Я смотрела, как удаляются их силуэты, и понимала, что отчаянно, до боли хочу шагать по пронизанному солнцем парку рядом с любимым мужчиной и улыбаться своему отражению в его глазах. Хочу держать в руке тёплую ладошку своего ребёнка, и трепать пса за мягкие уши. И разбрасывать шуршащие листья ногами, и собирать осенние букеты. И знать, что впереди годы, и никто не умрёт, и никто не уйдёт...
Дорожки взмыли в воздух, спутались и разбежались в разные стороны. Деревья качались, как корабельные мачты в шторм, швыряя в лицо охапки листвы. Багровая круговерть перед глазами. Что, если за дверью пустота и забвение? Что, если есть только жизнь, и есть смерть? Если да, то я умираю дважды.
Внутри меня текли потоки лавы, приливали сокрушительные волны. Есть ли та дверь в конце коридора, или он оканчивается тупиком? Если так, то в чём смысл?
Нет, нет! Смысл есть, его не может не быть!
В груди и голове взорвался огненный шар. С бешеной скоростью я летела по чёрному тоннелю метро, быстрее, быстрее... быстрее! Но где же машинист? Где поезд? Огни, мелькающие по сторонам, - это лампы, прожектора поездов?
Нет, это дорога в космосе, это сияние созвездий.

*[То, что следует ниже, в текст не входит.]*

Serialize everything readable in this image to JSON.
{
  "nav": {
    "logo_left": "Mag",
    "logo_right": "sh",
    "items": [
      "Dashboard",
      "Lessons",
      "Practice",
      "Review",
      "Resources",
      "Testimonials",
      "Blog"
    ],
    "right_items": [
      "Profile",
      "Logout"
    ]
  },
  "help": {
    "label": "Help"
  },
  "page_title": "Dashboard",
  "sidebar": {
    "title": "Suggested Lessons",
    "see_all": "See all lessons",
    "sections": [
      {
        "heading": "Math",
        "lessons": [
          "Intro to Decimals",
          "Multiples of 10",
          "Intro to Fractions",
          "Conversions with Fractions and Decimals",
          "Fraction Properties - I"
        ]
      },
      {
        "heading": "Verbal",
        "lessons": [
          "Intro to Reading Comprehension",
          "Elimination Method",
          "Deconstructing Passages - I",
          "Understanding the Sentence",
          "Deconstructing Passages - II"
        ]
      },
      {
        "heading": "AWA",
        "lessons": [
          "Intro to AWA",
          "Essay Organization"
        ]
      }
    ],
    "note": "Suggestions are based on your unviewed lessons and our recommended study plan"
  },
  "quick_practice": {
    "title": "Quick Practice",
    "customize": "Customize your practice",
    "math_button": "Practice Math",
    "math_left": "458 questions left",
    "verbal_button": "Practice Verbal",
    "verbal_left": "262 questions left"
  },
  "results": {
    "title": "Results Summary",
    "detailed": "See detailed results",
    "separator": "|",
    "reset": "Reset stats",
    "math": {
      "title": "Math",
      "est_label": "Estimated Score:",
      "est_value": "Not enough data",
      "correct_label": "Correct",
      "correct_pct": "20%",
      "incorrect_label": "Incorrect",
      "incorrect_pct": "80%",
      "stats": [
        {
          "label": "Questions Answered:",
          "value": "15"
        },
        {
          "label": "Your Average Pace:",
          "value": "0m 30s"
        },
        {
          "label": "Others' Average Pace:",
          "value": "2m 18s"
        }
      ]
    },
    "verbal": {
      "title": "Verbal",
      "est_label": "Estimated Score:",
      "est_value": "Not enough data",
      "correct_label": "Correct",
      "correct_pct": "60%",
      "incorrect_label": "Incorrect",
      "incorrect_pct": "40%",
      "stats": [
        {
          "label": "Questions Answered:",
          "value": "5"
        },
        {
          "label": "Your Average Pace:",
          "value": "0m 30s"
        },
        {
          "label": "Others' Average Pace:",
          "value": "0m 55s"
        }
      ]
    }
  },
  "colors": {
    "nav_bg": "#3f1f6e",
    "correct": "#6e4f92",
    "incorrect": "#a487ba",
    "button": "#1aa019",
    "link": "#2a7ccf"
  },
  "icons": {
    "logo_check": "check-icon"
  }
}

Я проношусь среди светил и не чувствую страха, лишь восторг, лишь счастье... Что это передо мной?
Я беззвучно засмеялась, и звёзды вспыхнули ярче, отвечая моему веселью. Какие гигантские створы! И по линиям узоров на них течёт живой свет. Неземное сияние всё ближе, ближе... Я лечу, я устремляюсь навстречу, я тяну бесплотные руки...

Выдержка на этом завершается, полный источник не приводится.